Палька пришел очень поздно. Противоречивые отзывы заставили Сашу внимательно приглядеться к другу, но Палька был таким же, как всегда, — ни одержимости изобретателя, ни особого легкомыслия, требующего «вразумления», заметно не было. Он привычно просмотрел названия книг, разложенных по столу:





— Ого! Хочешь явиться пред светлые очи во всеоружии?

Они поговорили об этом с увлечением, как говорили всегда о работе в науке. Но о своих исканиях Палька рассказывать не стал.

— Есть дело, которое… В общем, немного погодя расскажу.

— Сглазить боишься?

Палька прошелся по комнате, взглянул на Сашу выжидательно и неуверенно — видимо, и рассказать не терпится, и не хочет до времени хвастаться.

— Чего Липатушка на тебя злится?

Палька расхохотался, но чувствовалось, что ссора с Липатовым все-таки мучает его.

— Да так, чепуха. Позлится и отойдет.

Теперь Саша видел, что с Палькой действительно что-то происходит.

— Ты что такой шалый сегодня?

Палька покраснел и улыбнулся.

— А разве видно?

— Видно. Даже очень.

— Малость влюбился, — с иронической ухмылкой признался Палька. — Ну да глупости это все.

— Если ты влюбился только малость и это кажется тебе глупым, — брось! «Малость» любить не стоит.

— Да нет…

— Кто она?

— Ну, в степи тогда повстречали… такая рыжая, золотая…

Саша весь вскинулся:

— Это ж Русаковская!

— Ну да. Что ж такого?

— Познакомился?

— Ага.

— Бываешь у них?

— У них? — с презрением вскричал Палька. — Я бываю у нее! И вообще, если ты думаешь читать мне нотации…

— Нотаций ты от меня не дождешься, — заверил Саша. — Нашел моралиста — учить тебя! Просто мне неприятно, потому что ее муж… И потом, она же намного старше тебя! Ей уже за тридцать, пожалуй. Приехала и уедет, а ты… И чего же ты хочешь?

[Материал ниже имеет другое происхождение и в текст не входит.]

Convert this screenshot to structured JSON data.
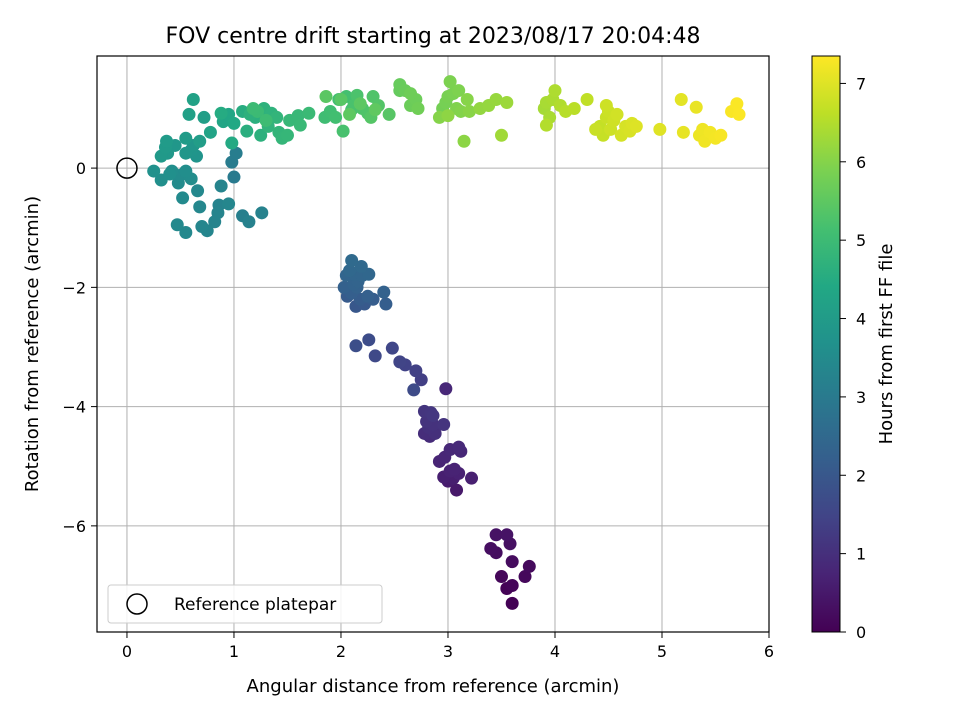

Так как Палька молчал, Саша уточнил:

— Отбить ее у мужа? Стать любовником на месяц?

Палька вспыхнул.

— Совсем нет! Она не такая, чтобы… Да разве я хотел влюбиться в нее? Но она такая… И что же мне делать, Саша? Я не могу отстать от нее, потому что…

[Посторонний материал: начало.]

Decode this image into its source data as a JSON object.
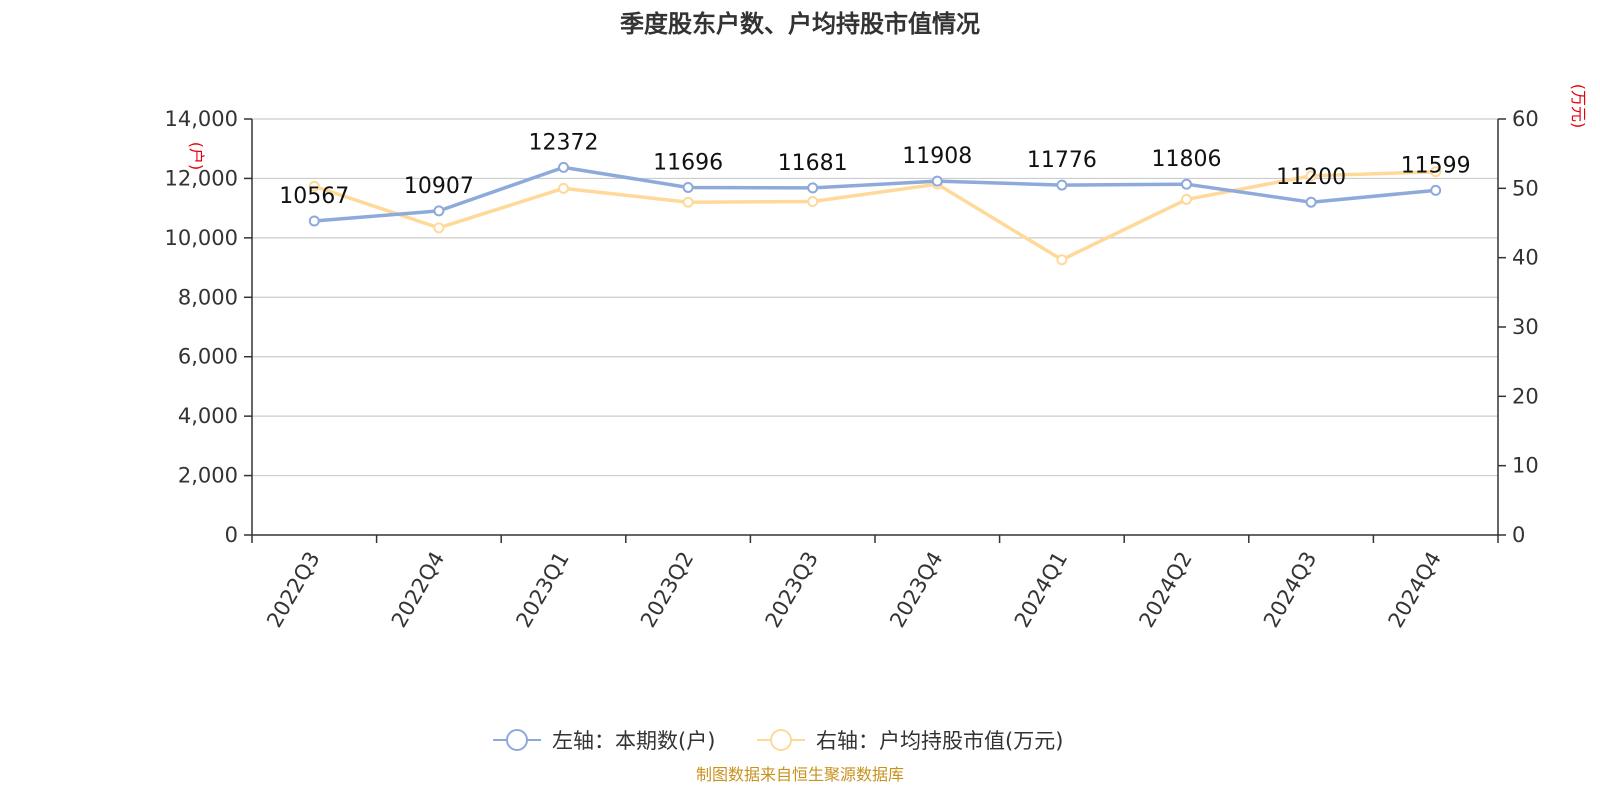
{
  "chart_data": {
    "type": "line",
    "title": "季度股东户数、户均持股市值情况",
    "categories": [
      "2022Q3",
      "2022Q4",
      "2023Q1",
      "2023Q2",
      "2023Q3",
      "2023Q4",
      "2024Q1",
      "2024Q2",
      "2024Q3",
      "2024Q4"
    ],
    "left_axis": {
      "unit": "(户)",
      "ylim": [
        0,
        14000
      ],
      "ticks": [
        "0",
        "2,000",
        "4,000",
        "6,000",
        "8,000",
        "10,000",
        "12,000",
        "14,000"
      ]
    },
    "right_axis": {
      "unit": "(万元)",
      "ylim": [
        0,
        60
      ],
      "ticks": [
        "0",
        "10",
        "20",
        "30",
        "40",
        "50",
        "60"
      ]
    },
    "series": [
      {
        "name": "左轴：本期数(户)",
        "axis": "left",
        "color": "#8eaadb",
        "values": [
          10567,
          10907,
          12372,
          11696,
          11681,
          11908,
          11776,
          11806,
          11200,
          11599
        ],
        "labels": [
          "10567",
          "10907",
          "12372",
          "11696",
          "11681",
          "11908",
          "11776",
          "11806",
          "11200",
          "11599"
        ]
      },
      {
        "name": "右轴：户均持股市值(万元)",
        "axis": "right",
        "color": "#ffd999",
        "values": [
          50.3,
          44.3,
          50.0,
          48.0,
          48.1,
          50.6,
          39.7,
          48.4,
          51.8,
          52.4
        ]
      }
    ],
    "grid": true,
    "legend_position": "bottom-center",
    "unit_color": "#e8000b"
  },
  "source": "制图数据来自恒生聚源数据库",
  "source_color": "#c8921e"
}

Он смолк, не найдя объяснения. Он сам толком не знал, чего хочет. Отбить у мужа и жениться самому? Мысль показалась нелепой и даже испугала его. Татьяна Николаевна — жена?! Он просто хотел, чтобы она полюбила, чтобы она вскинула к нему на плечи свои легкие руки и поцеловала его… Он предпочитал не помнить о том, что там есть муж и ребенок — эта девчонка, мрачно глядящая исподлобья. Добиться ее — вот чего он хотел. Ее рыже-золотые волосы проблескивали сквозь все его честолюбивые мечты, и ничего он с этим не мог поделать.